John tries to set me up, and she has 1 arm. I'm a nice guy, but 2 arms is kinda a requirement
If your 8 lb baby was ham it would serve 6-8 people
My favorite part of the day is the 2 seconds of ignorance you have when you first wake up. Right before you remember where your mouth was last night.
oh great, iTunes now thinks im gay.
her night didn't end so well, both of her boyfriends got arrested... together.
This is great- I found hangover detoxifying bath salt online. It flushes out the alcohol. We need this.
Got a traffic ticket on the way home.. Literally cost me $171 to give him a blowjob.

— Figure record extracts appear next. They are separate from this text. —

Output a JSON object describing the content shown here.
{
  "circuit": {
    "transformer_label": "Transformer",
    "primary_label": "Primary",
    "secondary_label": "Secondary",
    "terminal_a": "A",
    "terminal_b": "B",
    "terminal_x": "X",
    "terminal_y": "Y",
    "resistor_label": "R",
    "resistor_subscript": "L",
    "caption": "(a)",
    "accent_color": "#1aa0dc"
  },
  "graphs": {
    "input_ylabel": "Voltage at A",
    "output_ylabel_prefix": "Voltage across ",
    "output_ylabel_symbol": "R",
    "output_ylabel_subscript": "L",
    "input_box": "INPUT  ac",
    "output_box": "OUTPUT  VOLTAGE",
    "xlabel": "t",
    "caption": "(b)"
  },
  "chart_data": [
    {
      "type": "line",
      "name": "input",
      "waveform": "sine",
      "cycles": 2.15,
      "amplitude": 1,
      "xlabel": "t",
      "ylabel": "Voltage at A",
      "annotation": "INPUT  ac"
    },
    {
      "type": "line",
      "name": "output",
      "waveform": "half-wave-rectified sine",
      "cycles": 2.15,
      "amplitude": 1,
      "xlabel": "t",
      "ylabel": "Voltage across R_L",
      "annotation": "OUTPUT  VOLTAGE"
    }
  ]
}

I swear the officer could smell the cum in my hair.
My bathing suit kept falling whenever I went under a wave and this kid caught on and kept checking them out so I told him nothing comes free $5 a boob
There is an alarming amount of urine in here.
You might have to deal with a coked up ex pan American gold medalist wrestler when you get back to the room
This guy has a theme song for the joints he rolls
I peed my pants walking home last night... I just kept walking.
You spent the entire night trying to get me to make out with you
yeah I remember. your boyfriend shouldnt have cheered me on though.
Don't get mad at me now, you have my car and all the doughnuts
Just saw a commercial for non alcoholic baileys cream. WHAT THE HELL IS THE POINT?!